Dès notre entrée du menu du déjeu­ner (à 21 euros), on savait qu’on allait retour­ner dans ce tout jeune restau­rant. La « rillette de porc à l’asia­tique et bette­raves » prouve qu’a­vec de petites choses on peut beau­coup de choses. La rillette en elle-même est compo­sée de poitrine de porc long­temps cuite dans son propre gras, d’où un fondant que n’at­teignent jamais les rillettes de canard. Tout réside ensuite dans le carbu­rant qu’on lui a mis dans le moteur. Gingembre, soja, piment, sésame, yuzu rentrent avec bonheur dans le turbo compres­seur. Le parte­naire inat­tendu est la bette­rave rouge. Tout le monde n’ap­pré­cie pas la bette­rave, c’est bien dommage, car bien câli­née, elle offre de nombreux hori­zons pour l’hi­ver. Son côté à la fois terrien, et non pas « terreux » comme le décrivent ses enne­mis – proba­ble­ment trau­ma­ti­sés par des souve­nirs de cantine -, cette légère sucro­sité, s’in­tègrent éton­nam­ment à l’uni­vers orien­ta­liste du cochon. La bette­rave cuite est décli­née en billes et émul­sion­née en petits dômes, s’y intègrent quelques touches de géra­nium. Les soubas­se­ments du plat font appel à la bette­rave chiog­gia, origi­naire de Véné­tie. Elle est allon­gée crue en carpac­cio Craquant, déli­cat. Esthé­tique­ment, elle est recon­nais­sable par ses anneaux concen­triques blanc et violet, légè­re­ment psyché­dé­liques, proche de l’hyp­nose : « mange-moi, je le veux  ». Le croquant crispy est incarné par de simples pois chiches torré­fiés. Cette très jolie entrée ne réap­pa­raî­tra peut-être jamais. L’ar­doise rebat les cartes tous les midis.

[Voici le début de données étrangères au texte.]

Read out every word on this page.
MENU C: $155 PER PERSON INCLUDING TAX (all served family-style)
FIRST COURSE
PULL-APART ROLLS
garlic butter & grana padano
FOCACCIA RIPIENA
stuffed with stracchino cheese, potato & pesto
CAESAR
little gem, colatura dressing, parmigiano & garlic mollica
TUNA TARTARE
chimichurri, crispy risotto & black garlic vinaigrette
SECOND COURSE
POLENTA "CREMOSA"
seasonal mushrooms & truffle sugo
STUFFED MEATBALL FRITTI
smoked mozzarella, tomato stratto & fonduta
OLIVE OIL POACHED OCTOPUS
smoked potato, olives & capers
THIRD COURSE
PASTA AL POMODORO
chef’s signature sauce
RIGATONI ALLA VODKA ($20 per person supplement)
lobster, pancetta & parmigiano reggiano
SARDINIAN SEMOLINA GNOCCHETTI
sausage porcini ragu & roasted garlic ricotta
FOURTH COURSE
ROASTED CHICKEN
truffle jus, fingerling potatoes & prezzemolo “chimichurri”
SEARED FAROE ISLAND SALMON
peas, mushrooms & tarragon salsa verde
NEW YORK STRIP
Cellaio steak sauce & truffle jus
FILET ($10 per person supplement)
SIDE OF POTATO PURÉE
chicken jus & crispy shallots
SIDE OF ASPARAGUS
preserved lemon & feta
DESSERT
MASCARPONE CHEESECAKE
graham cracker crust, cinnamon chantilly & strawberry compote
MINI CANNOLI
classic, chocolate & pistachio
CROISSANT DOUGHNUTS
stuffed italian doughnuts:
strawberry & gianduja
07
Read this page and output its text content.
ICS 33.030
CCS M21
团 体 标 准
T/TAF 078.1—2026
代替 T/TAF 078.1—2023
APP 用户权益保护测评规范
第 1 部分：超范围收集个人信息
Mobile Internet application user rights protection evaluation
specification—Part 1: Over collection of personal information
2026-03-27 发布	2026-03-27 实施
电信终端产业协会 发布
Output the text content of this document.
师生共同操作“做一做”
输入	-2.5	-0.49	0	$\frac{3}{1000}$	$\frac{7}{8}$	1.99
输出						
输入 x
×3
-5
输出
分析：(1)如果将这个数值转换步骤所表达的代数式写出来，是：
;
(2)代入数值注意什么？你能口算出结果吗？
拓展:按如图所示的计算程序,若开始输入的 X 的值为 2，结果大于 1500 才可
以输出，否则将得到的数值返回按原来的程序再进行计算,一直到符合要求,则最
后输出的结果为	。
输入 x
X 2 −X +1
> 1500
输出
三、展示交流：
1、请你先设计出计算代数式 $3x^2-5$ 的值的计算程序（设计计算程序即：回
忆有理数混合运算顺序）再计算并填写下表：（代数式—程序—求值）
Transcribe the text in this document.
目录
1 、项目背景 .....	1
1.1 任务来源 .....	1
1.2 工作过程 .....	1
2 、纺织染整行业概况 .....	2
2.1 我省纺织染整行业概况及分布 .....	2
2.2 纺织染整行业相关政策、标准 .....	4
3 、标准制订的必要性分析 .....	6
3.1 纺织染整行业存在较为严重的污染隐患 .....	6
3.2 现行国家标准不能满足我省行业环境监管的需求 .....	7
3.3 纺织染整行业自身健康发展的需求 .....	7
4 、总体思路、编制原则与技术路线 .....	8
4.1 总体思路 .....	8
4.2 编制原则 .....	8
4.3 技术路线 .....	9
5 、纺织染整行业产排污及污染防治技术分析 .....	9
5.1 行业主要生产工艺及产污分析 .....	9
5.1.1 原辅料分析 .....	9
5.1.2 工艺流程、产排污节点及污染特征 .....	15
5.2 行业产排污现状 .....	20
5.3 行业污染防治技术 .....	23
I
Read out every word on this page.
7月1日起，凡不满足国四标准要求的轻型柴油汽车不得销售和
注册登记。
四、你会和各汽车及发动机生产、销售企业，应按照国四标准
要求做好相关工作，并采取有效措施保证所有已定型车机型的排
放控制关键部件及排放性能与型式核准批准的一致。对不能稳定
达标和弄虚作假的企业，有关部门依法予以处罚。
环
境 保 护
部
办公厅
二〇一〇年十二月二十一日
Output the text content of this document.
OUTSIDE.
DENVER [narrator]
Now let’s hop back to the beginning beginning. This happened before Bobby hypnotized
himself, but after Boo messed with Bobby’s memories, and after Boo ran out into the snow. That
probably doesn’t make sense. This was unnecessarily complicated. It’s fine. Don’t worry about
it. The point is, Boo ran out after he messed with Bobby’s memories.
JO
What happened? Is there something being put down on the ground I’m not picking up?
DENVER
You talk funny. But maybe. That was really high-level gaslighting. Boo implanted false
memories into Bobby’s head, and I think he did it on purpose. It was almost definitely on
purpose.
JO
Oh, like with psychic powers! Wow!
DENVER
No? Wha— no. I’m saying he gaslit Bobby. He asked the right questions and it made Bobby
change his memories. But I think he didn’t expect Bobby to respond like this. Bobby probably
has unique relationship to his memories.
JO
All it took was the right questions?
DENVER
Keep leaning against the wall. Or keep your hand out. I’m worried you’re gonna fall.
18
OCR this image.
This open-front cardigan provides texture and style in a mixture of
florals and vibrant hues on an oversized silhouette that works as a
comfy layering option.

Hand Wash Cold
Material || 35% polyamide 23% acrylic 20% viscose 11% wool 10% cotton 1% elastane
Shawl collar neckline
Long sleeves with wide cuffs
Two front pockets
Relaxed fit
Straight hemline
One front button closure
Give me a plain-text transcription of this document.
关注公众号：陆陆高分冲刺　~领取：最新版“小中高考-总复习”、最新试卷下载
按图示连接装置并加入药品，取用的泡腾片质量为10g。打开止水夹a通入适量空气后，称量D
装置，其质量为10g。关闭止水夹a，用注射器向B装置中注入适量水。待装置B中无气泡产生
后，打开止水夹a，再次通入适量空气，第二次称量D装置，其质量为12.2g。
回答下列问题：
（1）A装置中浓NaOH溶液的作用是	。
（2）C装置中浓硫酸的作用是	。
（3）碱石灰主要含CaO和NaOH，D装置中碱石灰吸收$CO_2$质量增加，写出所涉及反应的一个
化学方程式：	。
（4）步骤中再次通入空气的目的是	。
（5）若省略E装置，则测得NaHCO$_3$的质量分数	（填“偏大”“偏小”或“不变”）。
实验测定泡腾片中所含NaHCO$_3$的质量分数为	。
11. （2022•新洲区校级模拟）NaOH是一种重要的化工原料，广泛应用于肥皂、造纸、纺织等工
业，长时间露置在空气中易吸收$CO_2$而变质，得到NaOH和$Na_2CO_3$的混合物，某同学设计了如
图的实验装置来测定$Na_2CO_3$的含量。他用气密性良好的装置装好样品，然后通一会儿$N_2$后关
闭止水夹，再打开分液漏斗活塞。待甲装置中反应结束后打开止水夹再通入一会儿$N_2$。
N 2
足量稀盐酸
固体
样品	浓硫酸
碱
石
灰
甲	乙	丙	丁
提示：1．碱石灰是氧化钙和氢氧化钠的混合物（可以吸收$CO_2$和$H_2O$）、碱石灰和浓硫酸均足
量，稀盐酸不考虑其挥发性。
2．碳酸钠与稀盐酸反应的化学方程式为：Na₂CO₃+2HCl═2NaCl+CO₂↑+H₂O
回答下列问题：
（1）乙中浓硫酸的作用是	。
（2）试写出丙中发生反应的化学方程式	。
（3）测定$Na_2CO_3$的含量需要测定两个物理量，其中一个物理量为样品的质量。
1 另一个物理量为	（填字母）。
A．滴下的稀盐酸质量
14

Laver­rière, le nom du chef, à l’es­prit en étoile

Le chef Loïc Vagi­nay procède vrai­sem­bla­ble­ment d’un esprit en étoile, loin de la linéa­rité des plans quinquen­naux. L’ins­tinct et la sensi­bi­lité, flagrants, ne se sont pas démen­tis par le gigot d’agneau confit dans son jus pendant 14 heures, légè­re­ment fumé, accom­pa­gné de hari­cots noirs de la Dombes (ici on cuisine au plus local). Un passé de somme­lier chez Marcon (3 étoiles) pour­rait expliquer cet effet de subtil équi­libre. Le chef suit l’idée que l’art de la nuance et de la préci­sion consiste à distin­guer tout ce qui peut l’être, comme en dégus­ta­tion. En résumé, comme il dit : « il ne faut pas que ce soit le bazar dans l’as­siette ». Si le restau­rant s’ap­pelle La Verrière, c’est que les four­neaux sont derrière une verrière, mais aussi parce que le patron (diplômé de l’Ecole des arts culi­naires Paul Bocuse, major de promo­tion, la classe) se nomme Grégoire Laver­rière. Idéal pour une cuisine de clarté. Il va sans dire que la carte des vins, en construc­tion, n’est pas une vaine promesse.

La Verrière. 64 rue Ney, Lyon 6e. 06 60 20 12 84. Du mardi au samedi midi et soir. Formule : 17 euros (midi). Menu : 21 euros (midi). Petits plats du soir : entre 10 et 13 euros ; poulpe rôti piment au nora fumé, chape­lure ; maque­reaux matu­rés, Bour­sin maison à l’aneth et perles de yuzu, côte de boeuf matu­rée 6 semaines (110 euros pour 2) etc.